Sunday, June 29, 2008

Raining Aces

I played a 472 hand session on Saturday, during which I was dealt AA 7 times. Now you know where this is supposed to go, being the resigned poker fatalists that you all are. But it's not gonna go there! I did not get cracked every time. In fact, I won every time. Twice I got it all in PF, once against QQ, once against KK. I netted +59.90 with my 7 AA holdings.

I also had KK 4 times, but this is where the story starts to losing it's sunny disposition. Because one of those KK hands single-handedly rendered my session bloody red. I ended up down $10. I'm not whining about the end result, because I fell down a full $50 buy-in within 10 minutes of starting play. Here's the hand that I so badly butchered.

BTN is 29/13/3.3 over 125 hands.

Full Tilt Poker, $0.25/$0.50 NL Hold'em Cash Game, 4 Players
Hero (BB): $53.40
UTG: $34.85
BTN: $105.10
SB: $22.70

Pre-Flop: K K dealt to Hero (BB)
UTG folds, BTN calls $0.50, SB calls $0.25, Hero raises to $2, BTN calls $1.50

Flop: ($4.50) T J 7 (2 Players)
Hero bets $3, BTN raises to $7, Hero calls $4

Turn: ($18.50) 3 (2 Players)
Hero checks, BTN bets $15, Hero raises to $44.40 and is All-In, BTN calls $29.40

River: ($107.30) 7 (2 Players - 1 is All-In)

Results: $107.30 Pot ($2 Rake)
Hero showed K K (two pair, Kings and Sevens) and LOST (-$53.40 NET)
BTN showed 9 8 (a straight, Jack high) and WON $105.30 (+$51.90 NET)

I have to say that it's been quite a while since I've had an overpair get skewered like this. I'm sure that had a strong influence on my play and my apparent confidence that I was in pole position.

But I'm still left with a few questions about what was the right way to play this hand. There are two critical points here, the flop and the turn.

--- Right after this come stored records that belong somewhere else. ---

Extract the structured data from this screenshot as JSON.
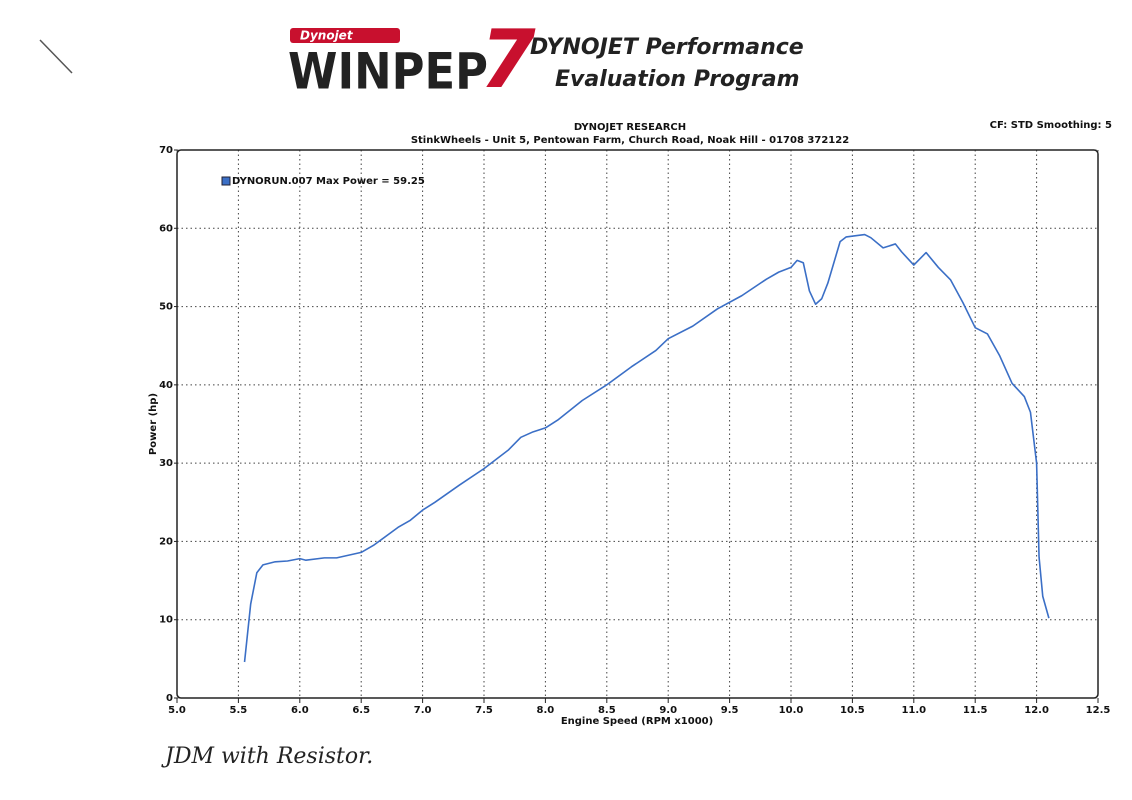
{
  "header": {
    "brand": "Dynojet",
    "logo": "WINPEP",
    "logo_number": "7",
    "tagline_1": "DYNOJET Performance",
    "tagline_2": "Evaluation Program"
  },
  "chart_data": {
    "type": "line",
    "title": "DYNOJET RESEARCH",
    "subtitle": "StinkWheels - Unit 5, Pentowan Farm, Church Road, Noak Hill - 01708 372122",
    "settings_note": "CF: STD  Smoothing: 5",
    "x_label": "Engine Speed (RPM x1000)",
    "y_label": "Power (hp)",
    "annotation": "JDM with Resistor.",
    "x": [
      5.55,
      5.6,
      5.65,
      5.7,
      5.8,
      5.9,
      6.0,
      6.05,
      6.2,
      6.3,
      6.5,
      6.6,
      6.8,
      6.9,
      7.0,
      7.1,
      7.3,
      7.5,
      7.7,
      7.8,
      7.9,
      8.0,
      8.1,
      8.3,
      8.5,
      8.7,
      8.9,
      9.0,
      9.2,
      9.4,
      9.6,
      9.8,
      9.9,
      10.0,
      10.05,
      10.1,
      10.15,
      10.2,
      10.25,
      10.3,
      10.4,
      10.45,
      10.6,
      10.65,
      10.75,
      10.85,
      10.9,
      11.0,
      11.1,
      11.2,
      11.3,
      11.4,
      11.5,
      11.6,
      11.7,
      11.8,
      11.9,
      11.95,
      12.0,
      12.02,
      12.05,
      12.1
    ],
    "series": [
      {
        "name": "DYNORUN.007 Max Power = 59.25",
        "color": "#3b6fc6",
        "values": [
          4.6,
          12,
          16,
          17,
          17.4,
          17.5,
          17.8,
          17.6,
          17.9,
          17.9,
          18.6,
          19.5,
          21.8,
          22.7,
          24,
          25,
          27.2,
          29.3,
          31.7,
          33.3,
          34,
          34.5,
          35.5,
          38,
          40,
          42.3,
          44.4,
          45.9,
          47.5,
          49.7,
          51.4,
          53.5,
          54.4,
          55,
          55.9,
          55.6,
          52,
          50.3,
          51,
          53,
          58.3,
          58.9,
          59.2,
          58.8,
          57.5,
          58,
          57,
          55.3,
          56.9,
          55,
          53.4,
          50.5,
          47.3,
          46.5,
          43.7,
          40.2,
          38.5,
          36.5,
          30,
          18,
          13,
          10.2
        ]
      }
    ],
    "xlim": [
      5,
      12.5
    ],
    "xticks": [
      {
        "value": 5,
        "label": "5.0"
      },
      {
        "value": 5.5,
        "label": "5.5"
      },
      {
        "value": 6,
        "label": "6.0"
      },
      {
        "value": 6.5,
        "label": "6.5"
      },
      {
        "value": 7,
        "label": "7.0"
      },
      {
        "value": 7.5,
        "label": "7.5"
      },
      {
        "value": 8,
        "label": "8.0"
      },
      {
        "value": 8.5,
        "label": "8.5"
      },
      {
        "value": 9,
        "label": "9.0"
      },
      {
        "value": 9.5,
        "label": "9.5"
      },
      {
        "value": 10,
        "label": "10.0"
      },
      {
        "value": 10.5,
        "label": "10.5"
      },
      {
        "value": 11,
        "label": "11.0"
      },
      {
        "value": 11.5,
        "label": "11.5"
      },
      {
        "value": 12,
        "label": "12.0"
      },
      {
        "value": 12.5,
        "label": "12.5"
      }
    ],
    "ylim": [
      0,
      70
    ],
    "yticks": [
      0,
      10,
      20,
      30,
      40,
      50,
      60,
      70
    ],
    "grid": true,
    "legend": "upper left"
  }
}
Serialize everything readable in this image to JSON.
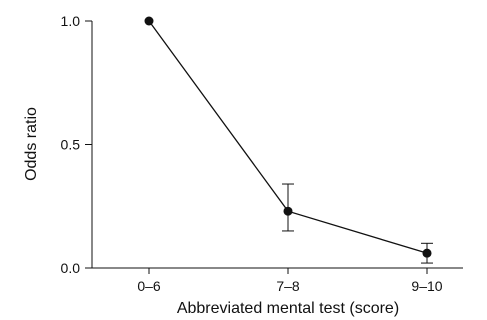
{
  "chart_data": {
    "type": "line",
    "categories": [
      "0–6",
      "7–8",
      "9–10"
    ],
    "values": [
      1.0,
      0.23,
      0.06
    ],
    "error_bars": [
      {
        "low": 1.0,
        "high": 1.0
      },
      {
        "low": 0.15,
        "high": 0.34
      },
      {
        "low": 0.02,
        "high": 0.1
      }
    ],
    "title": "",
    "xlabel": "Abbreviated mental test (score)",
    "ylabel": "Odds ratio",
    "ylim": [
      0.0,
      1.0
    ],
    "yticks": [
      0.0,
      0.5,
      1.0
    ],
    "ytick_labels": [
      "0.0",
      "0.5",
      "1.0"
    ],
    "grid": false,
    "marker_color": "#111111",
    "line_color": "#111111"
  }
}
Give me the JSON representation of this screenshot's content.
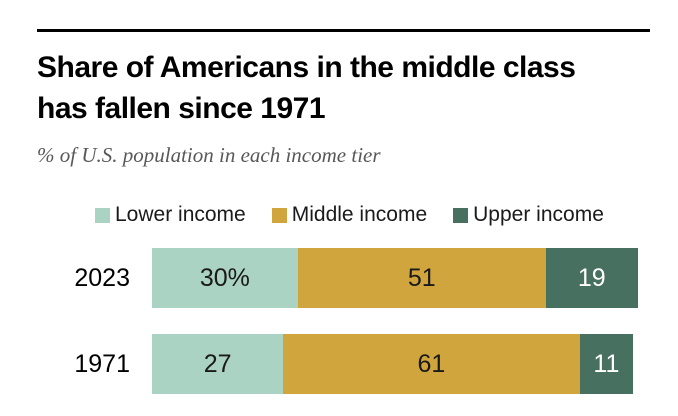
{
  "header": {
    "title_line1": "Share of Americans in the middle class",
    "title_line2": "has fallen since 1971",
    "subtitle": "% of U.S. population in each income tier"
  },
  "legend": {
    "items": [
      {
        "label": "Lower income",
        "color": "#abd3c4"
      },
      {
        "label": "Middle income",
        "color": "#d1a53d"
      },
      {
        "label": "Upper income",
        "color": "#477060"
      }
    ]
  },
  "rows": [
    {
      "label": "2023",
      "segments": [
        {
          "text": "30%",
          "value": 30,
          "color": "#abd3c4",
          "text_color": "#1a1a1a"
        },
        {
          "text": "51",
          "value": 51,
          "color": "#d1a53d",
          "text_color": "#1a1a1a"
        },
        {
          "text": "19",
          "value": 19,
          "color": "#477060",
          "text_color": "#ffffff"
        }
      ]
    },
    {
      "label": "1971",
      "segments": [
        {
          "text": "27",
          "value": 27,
          "color": "#abd3c4",
          "text_color": "#1a1a1a"
        },
        {
          "text": "61",
          "value": 61,
          "color": "#d1a53d",
          "text_color": "#1a1a1a"
        },
        {
          "text": "11",
          "value": 11,
          "color": "#477060",
          "text_color": "#ffffff"
        }
      ]
    }
  ],
  "colors": {
    "lower_income": "#abd3c4",
    "middle_income": "#d1a53d",
    "upper_income": "#477060",
    "title_text": "#000000",
    "subtitle_text": "#58585a",
    "top_rule": "#000000"
  },
  "chart_data": {
    "type": "bar",
    "subtype": "horizontal-stacked",
    "title": "Share of Americans in the middle class has fallen since 1971",
    "subtitle": "% of U.S. population in each income tier",
    "categories": [
      "2023",
      "1971"
    ],
    "series": [
      {
        "name": "Lower income",
        "color": "#abd3c4",
        "values": [
          30,
          27
        ]
      },
      {
        "name": "Middle income",
        "color": "#d1a53d",
        "values": [
          51,
          61
        ]
      },
      {
        "name": "Upper income",
        "color": "#477060",
        "values": [
          19,
          11
        ]
      }
    ],
    "data_labels": [
      [
        "30%",
        "51",
        "19"
      ],
      [
        "27",
        "61",
        "11"
      ]
    ],
    "xlim": [
      0,
      100
    ],
    "xlabel": "",
    "ylabel": "",
    "grid": false,
    "legend_position": "top"
  }
}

On the flop, Villain raises my C-bet from $3 to $7. Maybe I should I have been suspicious about a small raise. But if anyone tells me that they're folding there, I'd say they're crazy. Because if you fold an overpair to a min-raise (for all practical purposes) on the flop, you're throwing away dough. So I'm either calling or raising. Retrospectively, I think my mistake was not making another raise here. The benefit of my opponent's small raise is that he leaves me with room to make another re-raise without committing myself to the pot. So I could have raised to $17-$20, and given myself a chance to get away if he pushed. But if he doesn't push it in there, what am I doing when a blank hits the turn?

But a part of my villain's range here is a flush or straight draw (or both), so part of my logic was to hope for a blank on the turn and then make a strong move. That's what I ended up doing, check-raising all-in on an off-suit 3. I thought Villain's $15 turn bet seemed largish after making such a small flop raise, so I read it, optimistically, as a semi-bluff.

Maybe this is a worst-case type of situation, with little chance of escaping, but I wonder if anyone has any advice on how to act here.